Thomas Cook Accused of Putting Cost Before Customers Over Corfu Deaths
Thomas Cook has a tendency to protect costs ahead of customer experience, a review into the travel firm's health and safety practices following the deaths of two children at one of its resorts found.
Bobby and Christi Shepherd from West Yorkshire died while on holiday in Corfu with their parents in
October 2006.
The youngsters, aged six and seven, were overcome by carbon monoxide fumes from a faulty boiler and died at the Louis Corcyra Beach Hotel on the Greek holiday island.
An inquest into their deaths earlier this year found the tour operator had “breached their duty of care”, and that they had been unlawfully killed.
A report into Thomas Cook's customer, health, safety, welfare and crisis management concluded that parts of the business were putting financial priorities ahead of customers' needs.
The report, carried out by former Sainsbury's chief executive Justin King, found that processes for crises or incidents which have a major impact on customers “is set up for success and appears to work well”.

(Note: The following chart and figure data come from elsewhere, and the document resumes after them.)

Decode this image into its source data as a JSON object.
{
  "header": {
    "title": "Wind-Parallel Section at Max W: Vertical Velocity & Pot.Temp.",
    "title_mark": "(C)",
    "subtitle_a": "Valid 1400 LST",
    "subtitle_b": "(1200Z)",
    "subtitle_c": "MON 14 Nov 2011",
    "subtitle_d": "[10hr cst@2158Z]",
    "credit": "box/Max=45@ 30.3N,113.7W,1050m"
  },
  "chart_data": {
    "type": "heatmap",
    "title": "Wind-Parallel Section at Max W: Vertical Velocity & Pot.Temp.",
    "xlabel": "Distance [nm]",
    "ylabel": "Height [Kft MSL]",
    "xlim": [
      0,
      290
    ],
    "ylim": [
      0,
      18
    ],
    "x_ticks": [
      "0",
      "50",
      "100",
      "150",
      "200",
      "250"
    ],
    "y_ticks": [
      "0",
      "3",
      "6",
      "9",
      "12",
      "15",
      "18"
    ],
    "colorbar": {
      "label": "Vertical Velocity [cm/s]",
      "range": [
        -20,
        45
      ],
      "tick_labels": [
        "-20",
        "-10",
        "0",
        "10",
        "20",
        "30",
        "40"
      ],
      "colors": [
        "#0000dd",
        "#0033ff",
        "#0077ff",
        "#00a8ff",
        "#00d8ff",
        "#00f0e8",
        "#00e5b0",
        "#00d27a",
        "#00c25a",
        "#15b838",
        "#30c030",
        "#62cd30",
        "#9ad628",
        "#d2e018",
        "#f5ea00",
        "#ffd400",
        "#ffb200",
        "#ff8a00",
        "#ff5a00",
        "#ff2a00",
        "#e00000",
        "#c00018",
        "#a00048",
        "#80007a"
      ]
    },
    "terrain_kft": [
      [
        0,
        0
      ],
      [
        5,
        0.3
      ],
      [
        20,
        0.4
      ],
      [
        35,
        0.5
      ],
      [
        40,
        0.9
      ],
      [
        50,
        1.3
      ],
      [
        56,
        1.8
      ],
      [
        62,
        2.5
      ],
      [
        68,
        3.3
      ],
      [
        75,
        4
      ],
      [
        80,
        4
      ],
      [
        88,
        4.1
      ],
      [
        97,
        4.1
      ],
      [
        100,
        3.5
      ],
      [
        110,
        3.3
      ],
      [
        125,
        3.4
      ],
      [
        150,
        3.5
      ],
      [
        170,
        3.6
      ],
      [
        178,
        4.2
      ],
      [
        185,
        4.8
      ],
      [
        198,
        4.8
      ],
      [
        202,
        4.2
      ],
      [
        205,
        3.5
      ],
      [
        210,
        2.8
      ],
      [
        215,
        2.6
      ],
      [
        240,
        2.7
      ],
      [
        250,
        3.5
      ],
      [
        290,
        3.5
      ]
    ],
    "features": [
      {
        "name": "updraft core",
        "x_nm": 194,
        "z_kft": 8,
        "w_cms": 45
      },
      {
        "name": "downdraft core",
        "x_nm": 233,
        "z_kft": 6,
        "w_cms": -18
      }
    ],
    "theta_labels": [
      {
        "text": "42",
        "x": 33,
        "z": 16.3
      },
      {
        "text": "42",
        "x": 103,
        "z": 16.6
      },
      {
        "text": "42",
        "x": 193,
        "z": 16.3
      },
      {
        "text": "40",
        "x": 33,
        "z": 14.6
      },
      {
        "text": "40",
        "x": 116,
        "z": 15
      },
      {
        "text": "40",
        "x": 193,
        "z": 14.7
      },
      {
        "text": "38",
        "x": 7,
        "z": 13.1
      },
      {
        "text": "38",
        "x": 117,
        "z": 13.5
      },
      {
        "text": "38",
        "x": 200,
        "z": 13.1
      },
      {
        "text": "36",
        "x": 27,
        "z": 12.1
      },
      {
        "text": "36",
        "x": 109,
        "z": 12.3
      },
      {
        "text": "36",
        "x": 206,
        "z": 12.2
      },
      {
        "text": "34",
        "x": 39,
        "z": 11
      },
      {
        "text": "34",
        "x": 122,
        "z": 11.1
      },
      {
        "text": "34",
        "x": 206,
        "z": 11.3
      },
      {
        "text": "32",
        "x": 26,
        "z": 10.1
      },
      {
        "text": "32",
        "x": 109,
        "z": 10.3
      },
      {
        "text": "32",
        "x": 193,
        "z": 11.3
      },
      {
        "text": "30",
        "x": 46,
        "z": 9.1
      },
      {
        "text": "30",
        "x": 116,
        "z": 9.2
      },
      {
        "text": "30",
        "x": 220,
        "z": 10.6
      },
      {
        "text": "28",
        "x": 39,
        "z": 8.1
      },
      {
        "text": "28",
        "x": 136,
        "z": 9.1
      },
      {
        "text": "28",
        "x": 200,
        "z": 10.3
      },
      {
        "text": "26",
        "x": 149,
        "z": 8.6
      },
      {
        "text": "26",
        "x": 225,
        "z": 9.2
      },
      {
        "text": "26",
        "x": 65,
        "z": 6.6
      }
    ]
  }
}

But it said: “Individual profit centres such as the 'airline' and 'destination management' (divisions) have a tendency to protect cost rather than maximise the customer experience.
“Their approach is closer to 'What's the minimum we can do to solve the problem?' rather than 'What should we do to make this as good as we can?'. This is a cultural as much as a financial challenge.''
And while Thomas Cook has a “risk dashboard” process to identify key risks, “there is an over-emphasis on financial and reputational risk and less emphasis on customer consequences and outcomes than is appropriate”, the report found.